TV’s Most Memorable Commercials

The first TV commercial.

This year is the 70th anniversary of the first TV commercial, so we cast our glance back at the some of the most memorable ads of all time.

On July 1st, 1941, viewers seen the world’s first TV commercial, a 20-second spot for Bulova watches. It isn’t on YouTube yet, but you’re not missing much: just a clock superimposed on a US map while an announcer says, “America runs on Bulova time." Thankfully, commercials got a lot more interesting throughout the years, so here’s a look at some of the most unforgettable.

 
1959: The First Ever Barbie Commercial

Introducing a new type of doll for its time, this originally aired during the hottest show for kids at the time, The Mickey Mouse Club.

 

1965: The Oscar Mayer Wiener Jingle

How many of you know the words to this one? Oscar Mayer occasionally holds singing contests for kids based on this and its 1971 b-o-l-o-g-n-a song.

 

1970: Tootsie Roll Tootsie Roll Pop

How many licks does it take to get the center of a Tootsie Roll Pop? Mr. Owl is too impatient to find out. This simple line drawing animation still airs on TV after all these years. (But why isn’t that kid wearing clothes?)

 

1971: Coca-Cola “Hilltop”

It was a big year for ads, and Coca-Cola’s ode to world peace through soda later became a hit song by the New Seekers. (“I’d Like to Teach the World to Sing”) As a testament to its legacy, the company filmed a remake starring the original actors and their children in 1990. Today, the message “Teach the world to sing… please.” occasionally appears during commercial breaks on American Idol.

 

1971: Keep America Beautiful’s “Crying Indian”
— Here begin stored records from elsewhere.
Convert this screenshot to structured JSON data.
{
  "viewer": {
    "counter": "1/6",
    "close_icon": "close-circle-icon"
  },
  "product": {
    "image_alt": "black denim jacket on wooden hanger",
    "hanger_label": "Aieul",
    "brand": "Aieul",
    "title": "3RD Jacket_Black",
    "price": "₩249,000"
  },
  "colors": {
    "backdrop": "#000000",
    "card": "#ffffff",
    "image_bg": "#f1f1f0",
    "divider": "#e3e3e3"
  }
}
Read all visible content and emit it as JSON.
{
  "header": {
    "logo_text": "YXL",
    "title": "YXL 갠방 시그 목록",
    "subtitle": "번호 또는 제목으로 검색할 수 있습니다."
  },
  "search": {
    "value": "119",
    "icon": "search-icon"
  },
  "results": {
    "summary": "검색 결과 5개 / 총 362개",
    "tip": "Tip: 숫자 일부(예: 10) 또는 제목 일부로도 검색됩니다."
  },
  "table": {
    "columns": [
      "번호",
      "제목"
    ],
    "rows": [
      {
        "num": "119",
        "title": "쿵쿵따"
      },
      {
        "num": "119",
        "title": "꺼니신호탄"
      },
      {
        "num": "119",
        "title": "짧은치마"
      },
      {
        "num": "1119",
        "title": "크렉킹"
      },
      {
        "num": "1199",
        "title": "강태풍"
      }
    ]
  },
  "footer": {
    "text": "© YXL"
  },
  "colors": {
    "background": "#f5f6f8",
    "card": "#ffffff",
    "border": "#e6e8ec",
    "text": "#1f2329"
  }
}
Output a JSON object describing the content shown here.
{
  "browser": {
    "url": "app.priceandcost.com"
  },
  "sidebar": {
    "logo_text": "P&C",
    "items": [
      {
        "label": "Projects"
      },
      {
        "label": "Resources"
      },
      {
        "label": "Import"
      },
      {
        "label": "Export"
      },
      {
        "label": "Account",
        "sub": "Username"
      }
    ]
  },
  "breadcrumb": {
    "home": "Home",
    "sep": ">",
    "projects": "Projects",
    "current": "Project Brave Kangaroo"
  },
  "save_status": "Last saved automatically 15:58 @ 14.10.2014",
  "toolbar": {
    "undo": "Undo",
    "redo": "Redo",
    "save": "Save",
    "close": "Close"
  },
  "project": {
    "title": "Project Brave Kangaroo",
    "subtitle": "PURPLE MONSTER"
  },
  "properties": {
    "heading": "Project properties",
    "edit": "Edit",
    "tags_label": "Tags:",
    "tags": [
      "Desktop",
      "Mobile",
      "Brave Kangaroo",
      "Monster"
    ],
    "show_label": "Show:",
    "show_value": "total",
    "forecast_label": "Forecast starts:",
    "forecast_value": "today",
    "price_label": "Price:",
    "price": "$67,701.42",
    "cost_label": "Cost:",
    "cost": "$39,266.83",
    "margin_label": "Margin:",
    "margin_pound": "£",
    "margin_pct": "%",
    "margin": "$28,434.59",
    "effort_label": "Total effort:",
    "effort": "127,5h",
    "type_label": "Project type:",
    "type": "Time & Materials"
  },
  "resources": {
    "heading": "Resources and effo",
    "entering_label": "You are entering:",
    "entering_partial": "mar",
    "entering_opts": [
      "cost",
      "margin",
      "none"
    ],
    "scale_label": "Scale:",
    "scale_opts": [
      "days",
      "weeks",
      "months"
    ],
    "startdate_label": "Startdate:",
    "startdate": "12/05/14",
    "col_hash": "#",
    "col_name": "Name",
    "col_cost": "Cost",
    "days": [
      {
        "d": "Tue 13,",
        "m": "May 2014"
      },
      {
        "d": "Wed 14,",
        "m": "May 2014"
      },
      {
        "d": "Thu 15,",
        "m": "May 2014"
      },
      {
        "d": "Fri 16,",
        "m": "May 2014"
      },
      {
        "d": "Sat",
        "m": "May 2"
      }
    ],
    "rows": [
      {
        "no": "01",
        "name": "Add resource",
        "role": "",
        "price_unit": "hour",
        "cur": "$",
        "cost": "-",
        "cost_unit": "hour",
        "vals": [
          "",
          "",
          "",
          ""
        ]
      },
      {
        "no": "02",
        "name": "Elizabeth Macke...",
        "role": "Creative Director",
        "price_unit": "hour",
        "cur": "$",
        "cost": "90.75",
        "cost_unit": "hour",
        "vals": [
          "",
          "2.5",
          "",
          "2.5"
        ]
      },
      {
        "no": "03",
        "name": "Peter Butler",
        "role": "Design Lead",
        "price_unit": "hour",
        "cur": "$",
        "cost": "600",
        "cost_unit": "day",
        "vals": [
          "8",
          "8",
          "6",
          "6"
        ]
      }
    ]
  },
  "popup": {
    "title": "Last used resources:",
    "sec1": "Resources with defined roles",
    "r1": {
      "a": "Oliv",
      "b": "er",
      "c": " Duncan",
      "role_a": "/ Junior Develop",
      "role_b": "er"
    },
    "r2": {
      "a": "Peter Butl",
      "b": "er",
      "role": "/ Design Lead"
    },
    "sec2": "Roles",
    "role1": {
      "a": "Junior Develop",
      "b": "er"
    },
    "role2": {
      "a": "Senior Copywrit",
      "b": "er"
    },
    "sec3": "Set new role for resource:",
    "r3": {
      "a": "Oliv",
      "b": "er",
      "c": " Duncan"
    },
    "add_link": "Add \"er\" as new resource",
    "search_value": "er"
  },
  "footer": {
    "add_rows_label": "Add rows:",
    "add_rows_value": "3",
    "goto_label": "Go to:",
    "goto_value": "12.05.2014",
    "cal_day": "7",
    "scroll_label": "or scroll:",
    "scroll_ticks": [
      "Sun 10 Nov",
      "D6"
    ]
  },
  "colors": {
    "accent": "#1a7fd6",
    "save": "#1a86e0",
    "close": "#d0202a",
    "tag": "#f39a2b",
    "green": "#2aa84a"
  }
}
A rare example of a memorable public service message that was put together well, it starred actor Iron Eyes Cody (Espera Oscar de Corti). He wasn’t of Native American descent, but his wife and their adopted children were.

 

1971: Life Cereal “Three Brothers”

Hey Mikey! If Mikey likes it, it has to be good. Don’t believe those rumors, the original Mikey (John Gilchrist) is alive and well, working as an advertising manager for a local radio station.